Des papillons gris aux ailes de plumes cendrées, tachées de lunules orange et roses, qui m'amusent. Enfin ! Il faut constater que mon grand chagrin ne m'enlaidit pas trop. Le chapeau aux papillons bien droit sur les cheveux lisses et gonflés, la raie à droite et le chignon bas, les yeux bleus gênants et pâles, plus liquides encore à cause des larmes récentes, allons, il y a de quoi faire pester Valentine Chessenet, une fidèle du salon de ma belle-sœur, qui me déteste parce que (je sens cela) elle trouverait volontiers mon mari tout à fait de son goût. Une créature qu'on a plongée, dirait-on, dans un bain décolorant. Les cheveux, la peau, les cils, tout du même blond rosâtre. Elle se maquille en rose, se poisse les cils au mascaro (c'est Marthe qui me l'a dit) sans arriver à tonifier sa fadasse anémie.

Elle sera à son poste chez Marthe, le dos au jour pour masquer ses poches sous les yeux, à bonne distance de la Rose-Chou dont elle redoute l'éclat bête et sain, elle me criera aigrement, par-dessus les têtes, des rosseries auxquelles je ne saurai rien répondre ; mon silence intimidé fera rire d'autres perruches, et on m'appellera encore « la petite oie noire » ! Alain, autoritaire Alain, c'est pour vous que je cours m'exposer à tant de douloureuses piqûres !

Dès l'antichambre, à ce bruit de volière, ponctué, comme de coups de bec, par les chocs des petites cuillers, mes mains se refroidissent.

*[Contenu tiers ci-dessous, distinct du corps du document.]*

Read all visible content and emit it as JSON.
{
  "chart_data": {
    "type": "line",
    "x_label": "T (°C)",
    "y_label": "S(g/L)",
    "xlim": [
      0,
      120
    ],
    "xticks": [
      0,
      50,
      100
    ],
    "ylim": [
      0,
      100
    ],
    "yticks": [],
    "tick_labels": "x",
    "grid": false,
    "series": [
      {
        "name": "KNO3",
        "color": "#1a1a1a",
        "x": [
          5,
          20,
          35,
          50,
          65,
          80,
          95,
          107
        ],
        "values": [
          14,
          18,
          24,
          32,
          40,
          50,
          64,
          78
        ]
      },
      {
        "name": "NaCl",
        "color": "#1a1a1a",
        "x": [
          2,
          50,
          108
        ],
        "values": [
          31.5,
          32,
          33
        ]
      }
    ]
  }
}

Elle est là, cette Chessenet ! Elles sont toutes là, et toutes jacassent, sauf Candeur, poétesse-enfant, dont l'âme silencieuse ne fleurit qu'en beaux vers. Celle-là se tait, tourne avec lenteur des yeux moirés et mord sa lèvre inférieure d'un air voluptueux et coupable, comme si ce fût la lèvre d'une autre…

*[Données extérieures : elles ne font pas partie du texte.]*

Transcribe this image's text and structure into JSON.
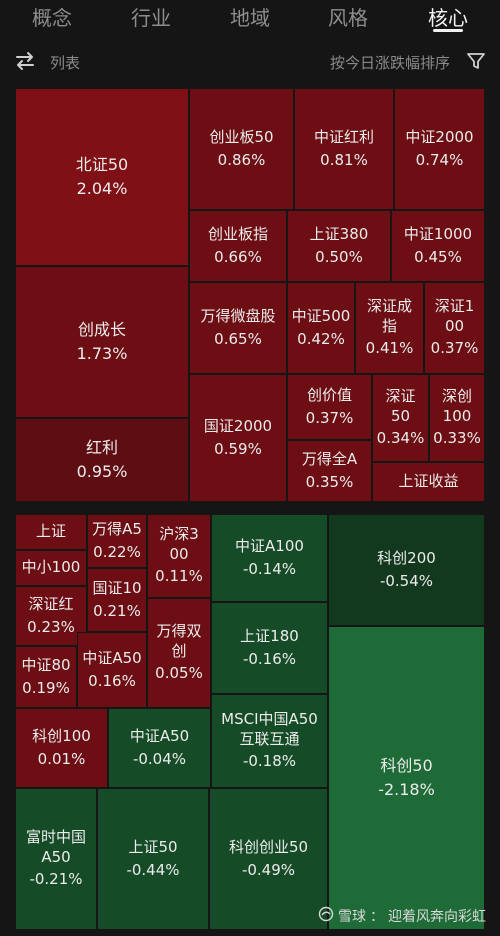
{
  "tabs": [
    {
      "label": "概念",
      "active": false
    },
    {
      "label": "行业",
      "active": false
    },
    {
      "label": "地域",
      "active": false
    },
    {
      "label": "风格",
      "active": false
    },
    {
      "label": "核心",
      "active": true
    }
  ],
  "toolbar": {
    "list_label": "列表",
    "sort_label": "按今日涨跌幅排序",
    "swap_icon": "swap-icon",
    "filter_icon": "filter-icon"
  },
  "colors": {
    "background": "#151515",
    "up_strong": "#7f1016",
    "up": "#6c0e13",
    "down": "#164b27",
    "down_strong": "#1f6b37"
  },
  "heatmap": {
    "up_tiles": [
      {
        "name": "北证50",
        "change": "2.04%"
      },
      {
        "name": "创成长",
        "change": "1.73%"
      },
      {
        "name": "红利",
        "change": "0.95%"
      },
      {
        "name": "创业板50",
        "change": "0.86%"
      },
      {
        "name": "中证红利",
        "change": "0.81%"
      },
      {
        "name": "中证2000",
        "change": "0.74%"
      },
      {
        "name": "创业板指",
        "change": "0.66%"
      },
      {
        "name": "上证380",
        "change": "0.50%"
      },
      {
        "name": "中证1000",
        "change": "0.45%"
      },
      {
        "name": "中证500",
        "change": "0.42%"
      },
      {
        "name": "深证成指",
        "change": "0.41%"
      },
      {
        "name": "深证100",
        "change": "0.37%"
      },
      {
        "name": "万得微盘股",
        "change": "0.65%"
      },
      {
        "name": "创价值",
        "change": "0.37%"
      },
      {
        "name": "深证50",
        "change": "0.34%"
      },
      {
        "name": "深创100",
        "change": "0.33%"
      },
      {
        "name": "国证2000",
        "change": "0.59%"
      },
      {
        "name": "万得全A",
        "change": "0.35%"
      },
      {
        "name": "上证收益",
        "change": ""
      }
    ],
    "mixed_tiles": [
      {
        "name": "上证",
        "change": ""
      },
      {
        "name": "万得A5",
        "change": "0.22%"
      },
      {
        "name": "沪深300",
        "change": "0.11%"
      },
      {
        "name": "中小100",
        "change": ""
      },
      {
        "name": "国证10",
        "change": "0.21%"
      },
      {
        "name": "深证红",
        "change": "0.23%"
      },
      {
        "name": "万得双创",
        "change": "0.05%"
      },
      {
        "name": "中证80",
        "change": "0.19%"
      },
      {
        "name": "中证A50",
        "change": "0.16%"
      },
      {
        "name": "科创100",
        "change": "0.01%"
      },
      {
        "name": "中证A100",
        "change": "-0.14%"
      },
      {
        "name": "上证180",
        "change": "-0.16%"
      },
      {
        "name": "MSCI中国A50互联互通",
        "change": "-0.18%"
      },
      {
        "name": "中证A50",
        "change": "-0.04%"
      },
      {
        "name": "科创200",
        "change": "-0.54%"
      },
      {
        "name": "科创50",
        "change": "-2.18%"
      },
      {
        "name": "富时中国A50",
        "change": "-0.21%"
      },
      {
        "name": "上证50",
        "change": "-0.44%"
      },
      {
        "name": "科创创业50",
        "change": "-0.49%"
      }
    ]
  },
  "watermark": {
    "brand": "雪球",
    "separator": "：",
    "author": "迎着风奔向彩虹"
  }
}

Il y a Miss Flossie, qui dit, pour refuser une tasse de thé, un « Non… », Si prolongé, dans un petit râle guttural semblant accorder toute elle-même. Alain ne veut pas (pourquoi ?) que je la connaisse, cette Américaine plus souple qu'une écharpe, dont l'étincelant visage brille de cheveux d'or, de prunelles bleu de mer, de dents implacables. Elle me sourit sans embarras, ses yeux rivés aux miens, jusqu'à ce qu'un frémissement de son sourcil gauche, singulier, gênant comme un appel, fasse détourner mon regard… Miss Flossie sourit plus nerveusement alors, tandis qu'une enfant rousse et mince, blottie dans son ombre, me couve, inexplicablement, de ses profonds yeux de haine…

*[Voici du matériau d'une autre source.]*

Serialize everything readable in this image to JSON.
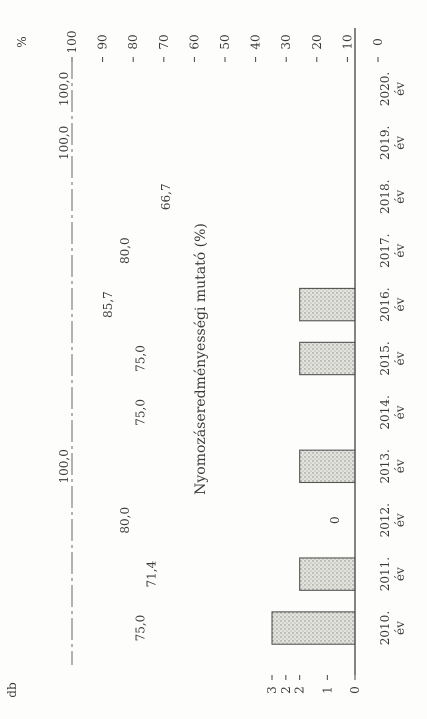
{
  "chart_data": {
    "type": "bar",
    "title": "Nyomozáseredményességi mutató (%)",
    "left_unit": "db",
    "right_unit": "%",
    "categories": [
      "2010. év",
      "2011. év",
      "2012. év",
      "2013. év",
      "2014. év",
      "2015. év",
      "2016. év",
      "2017. év",
      "2018. év",
      "2019. év",
      "2020. év"
    ],
    "category_lines": [
      [
        "2010.",
        "év"
      ],
      [
        "2011.",
        "év"
      ],
      [
        "2012.",
        "év"
      ],
      [
        "2013.",
        "év"
      ],
      [
        "2014.",
        "év"
      ],
      [
        "2015.",
        "év"
      ],
      [
        "2016.",
        "év"
      ],
      [
        "2017.",
        "év"
      ],
      [
        "2018.",
        "év"
      ],
      [
        "2019.",
        "év"
      ],
      [
        "2020.",
        "év"
      ]
    ],
    "series": [
      {
        "values": [
          3,
          2,
          0,
          2,
          0,
          2,
          2,
          0,
          0,
          0,
          0
        ]
      },
      {
        "values": [
          75.0,
          71.4,
          80.0,
          100.0,
          75.0,
          75.0,
          85.7,
          80.0,
          66.7,
          100.0,
          100.0
        ]
      }
    ],
    "value_labels": [
      "75,0",
      "71,4",
      "80,0",
      "100,0",
      "75,0",
      "75,0",
      "85,7",
      "80,0",
      "66,7",
      "100,0",
      "100,0"
    ],
    "bar_value_labels": [
      "",
      "",
      "0",
      "",
      "",
      "",
      "",
      "",
      "",
      "",
      ""
    ],
    "left_ticks": [
      "0",
      "1",
      "2",
      "2",
      "3"
    ],
    "left_axis_values": [
      0,
      1,
      2,
      2.5,
      3
    ],
    "right_ticks": [
      "0",
      "10",
      "20",
      "30",
      "40",
      "50",
      "60",
      "70",
      "80",
      "90",
      "100"
    ],
    "left_ylim": [
      0,
      3
    ],
    "right_ylim": [
      0,
      100
    ],
    "orientation": "rotated 90° clockwise",
    "colors": {
      "bar_fill": "#cfcfc9",
      "bar_stroke": "#555555",
      "axis": "#444444",
      "text": "#3a3a3a"
    }
  }
}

Maugis – un gros critique musical –, ses yeux saillants avivés d'une lueur courte, considère le couple des Américaines de tout près, avec un insolence à gifler, et grognonne presque indistinctement, en remplissant de whisky un verre à bordeaux :

– Quéqu'Sapho, pourvu qu'on rigole !

Je ne comprends pas ; j'ose à peine regarder tous ces visages subitement figés dans une immobilité malveillante à cause de ma robe qui est jolie. Que je voudrais m'enfuir ! Je me réfugie près de Marthe qui me réchauffe de sa main solide et petite, de ses yeux d'audace, braves comme elle-même. Comme je l'envie d'être si brave ! Elle a la langue vive et impatiente, elle dépense beaucoup, il n'en faut pas tant pour qu'on potine autour d'elle sans bonté. Elle le sait, court au-devant des allusions, empoigne les amies perfides et les secoue avec l'entrain et la ténacité d'un bon ratier.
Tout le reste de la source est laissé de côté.